Уши в трубочку - Никитин Юрий Александрович (читать книги полностью TXT) 📗
Послышались быстрые шаги, мы оглянулись, будто застигнутые врасплох. Торкесса подбегала возмущенная, злая, как кобра. Монашка застеснялась и прижалась ко мне крепче. Я сказал торопливо:
– Лилея, вытряхни из рясы вон того попа!.. Нашей спасенной как раз по росту.
– И по фигуре, – мстительно добавила торкесса.

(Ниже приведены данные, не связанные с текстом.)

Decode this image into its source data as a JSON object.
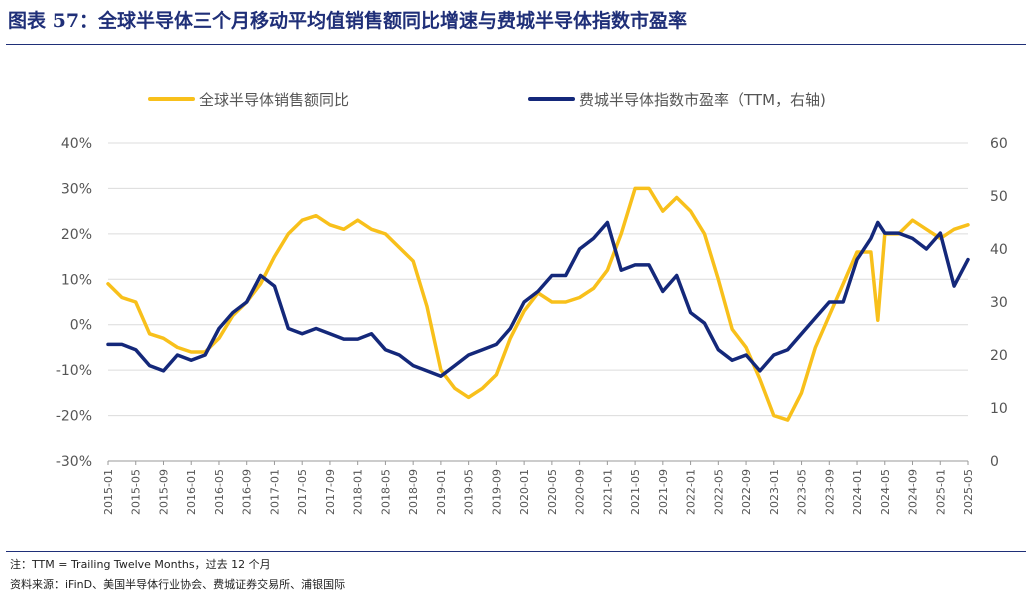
{
  "title": "图表 57：全球半导体三个月移动平均值销售额同比增速与费城半导体指数市盈率",
  "note": "注：TTM = Trailing Twelve Months，过去 12 个月",
  "source": "资料来源：iFinD、美国半导体行业协会、费城证券交易所、浦银国际",
  "chart_data": {
    "type": "line",
    "legend_position": "top",
    "grid": true,
    "x": [
      "2015-01",
      "2015-03",
      "2015-05",
      "2015-07",
      "2015-09",
      "2015-11",
      "2016-01",
      "2016-03",
      "2016-05",
      "2016-07",
      "2016-09",
      "2016-11",
      "2017-01",
      "2017-03",
      "2017-05",
      "2017-07",
      "2017-09",
      "2017-11",
      "2018-01",
      "2018-03",
      "2018-05",
      "2018-07",
      "2018-09",
      "2018-11",
      "2019-01",
      "2019-03",
      "2019-05",
      "2019-07",
      "2019-09",
      "2019-11",
      "2020-01",
      "2020-03",
      "2020-05",
      "2020-07",
      "2020-09",
      "2020-11",
      "2021-01",
      "2021-03",
      "2021-05",
      "2021-07",
      "2021-09",
      "2021-11",
      "2022-01",
      "2022-03",
      "2022-05",
      "2022-07",
      "2022-09",
      "2022-11",
      "2023-01",
      "2023-03",
      "2023-05",
      "2023-07",
      "2023-09",
      "2023-11",
      "2024-01",
      "2024-03",
      "2024-04",
      "2024-05",
      "2024-07",
      "2024-09",
      "2024-11",
      "2025-01",
      "2025-03",
      "2025-05"
    ],
    "x_tick_labels": [
      "2015-01",
      "2015-05",
      "2015-09",
      "2016-01",
      "2016-05",
      "2016-09",
      "2017-01",
      "2017-05",
      "2017-09",
      "2018-01",
      "2018-05",
      "2018-09",
      "2019-01",
      "2019-05",
      "2019-09",
      "2020-01",
      "2020-05",
      "2020-09",
      "2021-01",
      "2021-05",
      "2021-09",
      "2022-01",
      "2022-05",
      "2022-09",
      "2023-01",
      "2023-05",
      "2023-09",
      "2024-01",
      "2024-05",
      "2024-09",
      "2025-01",
      "2025-05"
    ],
    "left_axis": {
      "range": [
        -30,
        40
      ],
      "ticks": [
        -30,
        -20,
        -10,
        0,
        10,
        20,
        30,
        40
      ],
      "format": "percent"
    },
    "right_axis": {
      "range": [
        0,
        60
      ],
      "ticks": [
        0,
        10,
        20,
        30,
        40,
        50,
        60
      ]
    },
    "series": [
      {
        "name": "全球半导体销售额同比",
        "axis": "left",
        "color": "#f8c01b",
        "values": [
          9,
          6,
          5,
          -2,
          -3,
          -5,
          -6,
          -6,
          -3,
          2,
          5,
          9,
          15,
          20,
          23,
          24,
          22,
          21,
          23,
          21,
          20,
          17,
          14,
          4,
          -10,
          -14,
          -16,
          -14,
          -11,
          -3,
          3,
          7,
          5,
          5,
          6,
          8,
          12,
          20,
          30,
          30,
          25,
          28,
          25,
          20,
          10,
          -1,
          -5,
          -12,
          -20,
          -21,
          -15,
          -5,
          2,
          9,
          16,
          16,
          1,
          20,
          20,
          23,
          21,
          19,
          21,
          22
        ],
        "null_after_index": 63
      },
      {
        "name": "费城半导体指数市盈率（TTM，右轴)",
        "axis": "right",
        "color": "#14287a",
        "values": [
          22,
          22,
          21,
          18,
          17,
          20,
          19,
          20,
          25,
          28,
          30,
          35,
          33,
          25,
          24,
          25,
          24,
          23,
          23,
          24,
          21,
          20,
          18,
          17,
          16,
          18,
          20,
          21,
          22,
          25,
          30,
          32,
          35,
          35,
          40,
          42,
          45,
          36,
          37,
          37,
          32,
          35,
          28,
          26,
          21,
          19,
          20,
          17,
          20,
          21,
          24,
          27,
          30,
          30,
          38,
          42,
          45,
          43,
          43,
          42,
          40,
          43,
          33,
          38
        ]
      }
    ]
  }
}
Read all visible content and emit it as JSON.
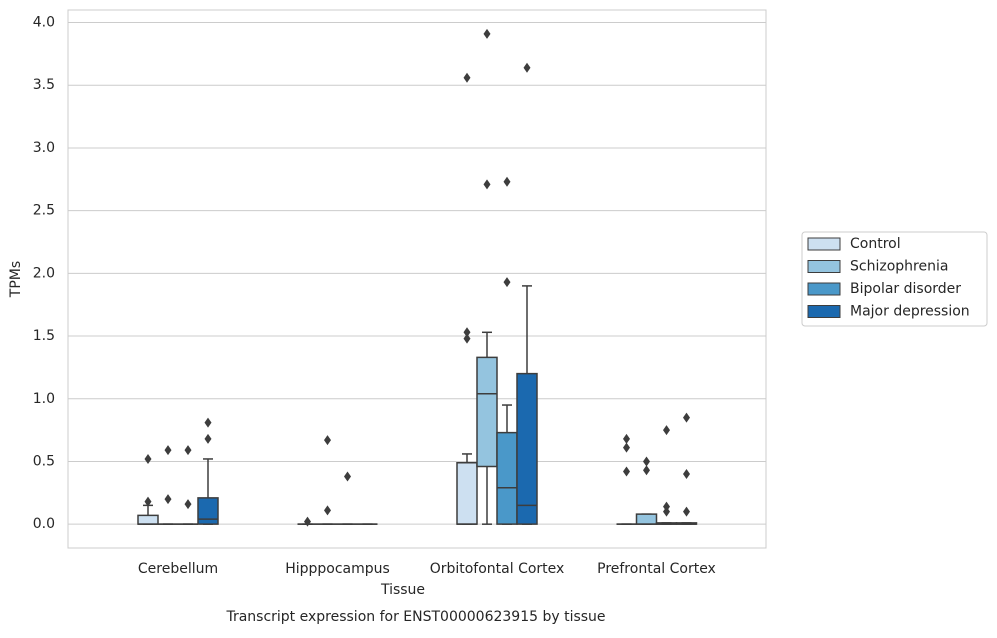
{
  "chart_data": {
    "type": "box",
    "caption": "Transcript expression for ENST00000623915 by tissue",
    "xlabel": "Tissue",
    "ylabel": "TPMs",
    "categories": [
      "Cerebellum",
      "Hipppocampus",
      "Orbitofontal Cortex",
      "Prefrontal Cortex"
    ],
    "ylim": [
      -0.19,
      4.1
    ],
    "yticks": [
      {
        "value": 0,
        "label": "0.0"
      },
      0.5,
      {
        "value": 1,
        "label": "1.0"
      },
      1.5,
      {
        "value": 2,
        "label": "2.0"
      },
      2.5,
      {
        "value": 3,
        "label": "3.0"
      },
      3.5,
      {
        "value": 4,
        "label": "4.0"
      }
    ],
    "grid": true,
    "legend": "right",
    "series": [
      {
        "name": "Control",
        "color": "#cde0f1",
        "stats": [
          {
            "whislo": 0,
            "q1": 0,
            "med": 0,
            "q3": 0.07,
            "whishi": 0.15,
            "fliers": [
              0.52,
              0.18
            ]
          },
          {
            "whislo": 0,
            "q1": 0,
            "med": 0,
            "q3": 0,
            "whishi": 0,
            "fliers": [
              0.02
            ]
          },
          {
            "whislo": 0,
            "q1": 0,
            "med": 0,
            "q3": 0.49,
            "whishi": 0.56,
            "fliers": [
              1.53,
              1.48,
              3.56
            ]
          },
          {
            "whislo": 0,
            "q1": 0,
            "med": 0,
            "q3": 0,
            "whishi": 0,
            "fliers": [
              0.68,
              0.61,
              0.42
            ]
          }
        ]
      },
      {
        "name": "Schizophrenia",
        "color": "#94c4df",
        "stats": [
          {
            "whislo": 0,
            "q1": 0,
            "med": 0,
            "q3": 0,
            "whishi": 0,
            "fliers": [
              0.59,
              0.2
            ]
          },
          {
            "whislo": 0,
            "q1": 0,
            "med": 0,
            "q3": 0,
            "whishi": 0,
            "fliers": [
              0.67,
              0.11
            ]
          },
          {
            "whislo": 0,
            "q1": 0.46,
            "med": 1.04,
            "q3": 1.33,
            "whishi": 1.53,
            "fliers": [
              3.91,
              2.71
            ]
          },
          {
            "whislo": 0,
            "q1": 0,
            "med": 0,
            "q3": 0.08,
            "whishi": 0.08,
            "fliers": [
              0.5,
              0.43
            ]
          }
        ]
      },
      {
        "name": "Bipolar disorder",
        "color": "#4a98c9",
        "stats": [
          {
            "whislo": 0,
            "q1": 0,
            "med": 0,
            "q3": 0,
            "whishi": 0,
            "fliers": [
              0.59,
              0.16
            ]
          },
          {
            "whislo": 0,
            "q1": 0,
            "med": 0,
            "q3": 0,
            "whishi": 0,
            "fliers": [
              0.38
            ]
          },
          {
            "whislo": 0,
            "q1": 0,
            "med": 0.29,
            "q3": 0.73,
            "whishi": 0.95,
            "fliers": [
              2.73,
              1.93
            ]
          },
          {
            "whislo": 0,
            "q1": 0,
            "med": 0,
            "q3": 0.01,
            "whishi": 0.01,
            "fliers": [
              0.75,
              0.14,
              0.1
            ]
          }
        ]
      },
      {
        "name": "Major depression",
        "color": "#1b69af",
        "stats": [
          {
            "whislo": 0,
            "q1": 0,
            "med": 0.04,
            "q3": 0.21,
            "whishi": 0.52,
            "fliers": [
              0.81,
              0.68
            ]
          },
          {
            "whislo": 0,
            "q1": 0,
            "med": 0,
            "q3": 0,
            "whishi": 0,
            "fliers": []
          },
          {
            "whislo": 0,
            "q1": 0,
            "med": 0.15,
            "q3": 1.2,
            "whishi": 1.9,
            "fliers": [
              3.64
            ]
          },
          {
            "whislo": 0,
            "q1": 0,
            "med": 0,
            "q3": 0.01,
            "whishi": 0.01,
            "fliers": [
              0.85,
              0.4,
              0.1
            ]
          }
        ]
      }
    ]
  }
}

Тяжелую глыбу сбросила пинком, на что только не способна разгневанная женщина, попа раздела в мгновение ока. Я поймал рясу в воздухе, монашка застенчиво отодвинулась, повернулась спиной, давая возможность полюбоваться на безукоризненную линию спины, тонкий стан и высоко вздернутые пышные ягодицы на длинных стройных ногах. Я помог ей надеть, как шубу, она приняла мою помощь с грацией королевы, обернулась и посмотрела на торкессу уже другим взглядом, холодновато-оценивающим. И, похоже, как-то догадалась, что той еще не удалось меня использовать в естественных целях гормонального равновесия. По губам скользнула победная усмешка, словно намекала, что уж мы-то успели, успели.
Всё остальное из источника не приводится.